Communication performance is an important factor that affects the performance of parallel applications.  A proper understanding of the communication patterns of message-passing applications will help application developers to maximize their application performance in a given environment.  It will also help system designers to come up with better communication architectures as well as optimized MPI libraries in the future.  We have quantified the characteristics of applications in the NAS-MZ and the SPEChpc2002 suites (PDCS-2005, IPDPS-99, CANPC-00).

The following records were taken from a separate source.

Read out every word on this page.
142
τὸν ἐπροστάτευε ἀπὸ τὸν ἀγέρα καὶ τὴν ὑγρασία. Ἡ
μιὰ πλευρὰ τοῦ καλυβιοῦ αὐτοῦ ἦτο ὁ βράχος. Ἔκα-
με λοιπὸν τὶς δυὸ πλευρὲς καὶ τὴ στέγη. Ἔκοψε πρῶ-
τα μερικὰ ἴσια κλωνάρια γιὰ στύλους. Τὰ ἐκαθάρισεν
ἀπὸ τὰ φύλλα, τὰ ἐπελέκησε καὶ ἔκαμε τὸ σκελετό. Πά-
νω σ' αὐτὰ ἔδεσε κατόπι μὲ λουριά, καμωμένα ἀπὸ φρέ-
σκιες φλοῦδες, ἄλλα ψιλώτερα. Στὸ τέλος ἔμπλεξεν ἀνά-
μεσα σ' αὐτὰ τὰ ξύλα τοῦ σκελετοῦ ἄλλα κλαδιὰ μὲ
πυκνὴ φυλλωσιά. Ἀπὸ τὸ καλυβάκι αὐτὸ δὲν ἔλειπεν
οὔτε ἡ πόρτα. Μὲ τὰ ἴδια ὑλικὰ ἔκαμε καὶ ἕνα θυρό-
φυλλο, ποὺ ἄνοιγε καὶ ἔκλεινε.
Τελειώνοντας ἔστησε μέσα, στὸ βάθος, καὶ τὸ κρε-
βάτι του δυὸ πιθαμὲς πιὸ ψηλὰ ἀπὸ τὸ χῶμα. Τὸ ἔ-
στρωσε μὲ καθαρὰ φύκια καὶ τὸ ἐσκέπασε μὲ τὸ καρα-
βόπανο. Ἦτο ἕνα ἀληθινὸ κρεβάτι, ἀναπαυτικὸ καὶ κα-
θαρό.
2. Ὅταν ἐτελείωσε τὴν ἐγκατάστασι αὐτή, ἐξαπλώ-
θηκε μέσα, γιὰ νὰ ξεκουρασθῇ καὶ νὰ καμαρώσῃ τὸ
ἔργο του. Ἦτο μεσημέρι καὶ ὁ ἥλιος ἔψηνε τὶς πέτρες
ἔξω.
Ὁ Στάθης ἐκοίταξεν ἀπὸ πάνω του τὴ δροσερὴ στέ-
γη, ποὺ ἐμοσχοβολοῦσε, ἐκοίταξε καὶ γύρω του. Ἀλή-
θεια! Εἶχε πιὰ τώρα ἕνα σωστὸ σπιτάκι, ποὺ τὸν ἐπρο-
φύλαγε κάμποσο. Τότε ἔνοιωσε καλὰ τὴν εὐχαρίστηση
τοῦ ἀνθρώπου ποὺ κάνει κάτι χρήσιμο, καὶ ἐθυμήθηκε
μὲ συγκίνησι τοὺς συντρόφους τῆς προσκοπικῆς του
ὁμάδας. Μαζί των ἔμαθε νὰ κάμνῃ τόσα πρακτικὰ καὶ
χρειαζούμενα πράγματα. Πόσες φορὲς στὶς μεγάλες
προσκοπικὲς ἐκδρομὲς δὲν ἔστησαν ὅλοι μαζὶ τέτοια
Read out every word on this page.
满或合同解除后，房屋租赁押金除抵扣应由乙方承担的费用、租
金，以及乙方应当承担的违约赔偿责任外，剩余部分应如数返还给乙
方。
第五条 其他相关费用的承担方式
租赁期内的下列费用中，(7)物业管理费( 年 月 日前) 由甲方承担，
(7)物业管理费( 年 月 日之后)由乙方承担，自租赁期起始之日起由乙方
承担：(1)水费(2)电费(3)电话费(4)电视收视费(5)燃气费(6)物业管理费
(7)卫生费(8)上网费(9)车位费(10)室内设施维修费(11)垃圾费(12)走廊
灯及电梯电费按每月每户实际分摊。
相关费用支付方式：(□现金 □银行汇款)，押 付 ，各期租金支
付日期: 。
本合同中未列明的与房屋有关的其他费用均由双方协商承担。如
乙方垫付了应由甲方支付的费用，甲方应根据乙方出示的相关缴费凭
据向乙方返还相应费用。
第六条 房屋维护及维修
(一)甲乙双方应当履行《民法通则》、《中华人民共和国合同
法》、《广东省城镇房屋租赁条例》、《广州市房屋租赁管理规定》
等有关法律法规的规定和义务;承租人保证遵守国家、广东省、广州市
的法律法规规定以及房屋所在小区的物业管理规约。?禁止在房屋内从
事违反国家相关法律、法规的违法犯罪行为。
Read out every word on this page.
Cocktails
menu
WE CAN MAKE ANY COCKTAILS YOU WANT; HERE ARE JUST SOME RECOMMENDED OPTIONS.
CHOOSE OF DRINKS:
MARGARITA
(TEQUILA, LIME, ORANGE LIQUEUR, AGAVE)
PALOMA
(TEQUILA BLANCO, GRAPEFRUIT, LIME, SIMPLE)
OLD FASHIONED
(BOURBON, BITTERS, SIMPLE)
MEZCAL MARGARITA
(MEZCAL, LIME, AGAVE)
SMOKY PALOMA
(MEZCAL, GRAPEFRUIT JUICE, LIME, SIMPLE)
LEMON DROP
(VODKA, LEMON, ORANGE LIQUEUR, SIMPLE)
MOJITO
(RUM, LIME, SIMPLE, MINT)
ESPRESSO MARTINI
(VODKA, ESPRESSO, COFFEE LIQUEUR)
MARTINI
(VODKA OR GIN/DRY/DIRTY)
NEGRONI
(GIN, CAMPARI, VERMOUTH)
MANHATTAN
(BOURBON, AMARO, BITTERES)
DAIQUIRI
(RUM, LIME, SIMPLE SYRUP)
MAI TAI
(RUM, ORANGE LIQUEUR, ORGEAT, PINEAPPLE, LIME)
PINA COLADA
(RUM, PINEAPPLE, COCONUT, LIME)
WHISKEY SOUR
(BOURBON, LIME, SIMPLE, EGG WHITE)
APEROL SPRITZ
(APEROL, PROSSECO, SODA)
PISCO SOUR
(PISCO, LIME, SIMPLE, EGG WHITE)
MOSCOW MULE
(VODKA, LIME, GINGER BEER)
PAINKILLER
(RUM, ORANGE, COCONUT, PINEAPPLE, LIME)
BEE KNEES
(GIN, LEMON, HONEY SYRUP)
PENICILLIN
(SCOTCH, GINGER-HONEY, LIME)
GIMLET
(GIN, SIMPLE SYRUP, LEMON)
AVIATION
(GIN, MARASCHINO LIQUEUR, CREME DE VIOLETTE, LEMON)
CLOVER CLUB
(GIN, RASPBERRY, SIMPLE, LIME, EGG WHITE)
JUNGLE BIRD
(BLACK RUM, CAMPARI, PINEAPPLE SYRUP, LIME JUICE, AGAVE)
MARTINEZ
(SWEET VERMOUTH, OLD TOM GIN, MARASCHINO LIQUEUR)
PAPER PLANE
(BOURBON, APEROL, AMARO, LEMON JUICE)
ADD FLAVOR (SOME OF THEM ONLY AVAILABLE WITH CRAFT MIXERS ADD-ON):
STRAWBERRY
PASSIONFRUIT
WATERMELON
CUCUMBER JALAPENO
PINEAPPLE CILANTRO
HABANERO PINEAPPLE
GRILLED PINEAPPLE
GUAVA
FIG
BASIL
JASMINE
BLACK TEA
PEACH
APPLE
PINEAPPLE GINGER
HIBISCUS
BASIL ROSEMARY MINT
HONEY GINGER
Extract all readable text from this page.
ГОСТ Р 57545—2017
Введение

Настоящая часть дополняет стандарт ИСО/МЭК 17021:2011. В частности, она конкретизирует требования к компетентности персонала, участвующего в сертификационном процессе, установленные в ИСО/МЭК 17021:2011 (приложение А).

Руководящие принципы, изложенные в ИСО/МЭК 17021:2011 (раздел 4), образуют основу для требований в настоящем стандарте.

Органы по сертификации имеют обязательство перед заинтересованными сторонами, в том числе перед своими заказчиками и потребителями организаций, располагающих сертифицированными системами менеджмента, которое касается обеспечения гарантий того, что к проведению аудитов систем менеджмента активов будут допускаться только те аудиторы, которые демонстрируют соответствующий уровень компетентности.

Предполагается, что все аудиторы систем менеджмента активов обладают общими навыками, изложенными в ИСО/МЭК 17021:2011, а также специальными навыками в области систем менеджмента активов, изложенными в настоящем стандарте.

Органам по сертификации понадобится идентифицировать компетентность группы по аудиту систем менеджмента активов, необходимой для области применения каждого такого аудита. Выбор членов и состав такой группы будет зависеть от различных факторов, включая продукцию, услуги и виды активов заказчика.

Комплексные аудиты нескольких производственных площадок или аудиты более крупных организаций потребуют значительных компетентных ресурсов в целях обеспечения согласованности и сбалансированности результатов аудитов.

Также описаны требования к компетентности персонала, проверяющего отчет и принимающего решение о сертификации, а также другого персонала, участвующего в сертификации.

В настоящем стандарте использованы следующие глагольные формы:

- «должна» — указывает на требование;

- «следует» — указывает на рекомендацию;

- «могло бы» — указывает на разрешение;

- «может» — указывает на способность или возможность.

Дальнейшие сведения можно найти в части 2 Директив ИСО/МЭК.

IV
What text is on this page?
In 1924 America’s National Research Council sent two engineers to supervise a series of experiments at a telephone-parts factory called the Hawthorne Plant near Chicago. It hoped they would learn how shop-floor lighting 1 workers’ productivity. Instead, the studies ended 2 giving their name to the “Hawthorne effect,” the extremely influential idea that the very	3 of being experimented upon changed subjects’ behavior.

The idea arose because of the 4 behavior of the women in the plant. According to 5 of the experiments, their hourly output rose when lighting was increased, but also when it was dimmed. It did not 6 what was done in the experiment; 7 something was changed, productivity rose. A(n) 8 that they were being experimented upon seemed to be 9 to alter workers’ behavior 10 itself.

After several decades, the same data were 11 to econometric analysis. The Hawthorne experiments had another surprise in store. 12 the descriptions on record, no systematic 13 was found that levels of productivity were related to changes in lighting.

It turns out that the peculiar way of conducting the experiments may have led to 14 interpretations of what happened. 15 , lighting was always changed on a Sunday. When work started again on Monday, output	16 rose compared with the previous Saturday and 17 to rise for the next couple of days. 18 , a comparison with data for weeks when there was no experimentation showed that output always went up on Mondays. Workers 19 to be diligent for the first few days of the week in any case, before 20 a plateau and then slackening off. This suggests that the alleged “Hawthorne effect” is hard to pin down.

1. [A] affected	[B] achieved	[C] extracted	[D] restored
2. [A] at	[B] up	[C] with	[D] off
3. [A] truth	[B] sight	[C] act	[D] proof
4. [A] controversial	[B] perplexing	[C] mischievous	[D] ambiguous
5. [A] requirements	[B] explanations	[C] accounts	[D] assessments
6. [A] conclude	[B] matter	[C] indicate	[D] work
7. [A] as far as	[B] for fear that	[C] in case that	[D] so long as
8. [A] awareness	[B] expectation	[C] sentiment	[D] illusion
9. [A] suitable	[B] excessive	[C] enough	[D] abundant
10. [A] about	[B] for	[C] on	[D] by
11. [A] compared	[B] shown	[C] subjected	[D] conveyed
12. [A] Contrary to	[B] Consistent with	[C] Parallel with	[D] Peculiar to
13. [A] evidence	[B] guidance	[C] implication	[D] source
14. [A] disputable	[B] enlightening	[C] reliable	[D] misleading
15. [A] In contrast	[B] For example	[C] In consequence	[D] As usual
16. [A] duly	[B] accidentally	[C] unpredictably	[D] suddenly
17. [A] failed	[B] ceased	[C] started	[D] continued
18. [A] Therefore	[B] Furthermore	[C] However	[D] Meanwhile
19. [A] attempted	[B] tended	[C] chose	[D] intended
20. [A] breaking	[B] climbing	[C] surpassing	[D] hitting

Impact of System Noise on the Performance of HPC Applications

System noise including operating system noise has been shown as one of the impediments to the performance of HPC applications on clusters.  We have been quantifying the sources of such noises, and trying to minimize their impact.  The work on efficient OS noise-free scheduling for asymmetric multiprocessor systems is our initial work in this area (HPPAC-2006)

Design and Evaluation of Low-Level and High-Level Communication Protocols/layers

The objective is to develop or optimize middleware and communication libraries on top of high-performance networks.  Contemporary networks have some excellent features that would enable one to design optimal low-level communication protocols and layers such as OpenFabrics, GM, MX, Tports, ELAN, GASNet, OpenIB, iWARP and IP, as well as efficient middleware such as MPI, SDP, kDAPL, uDAPL, ARMCI, sockets, OpenMPI, put/get, Global Array, VIA, MPI-IO, DSM, OpenMP and PVFS, among others.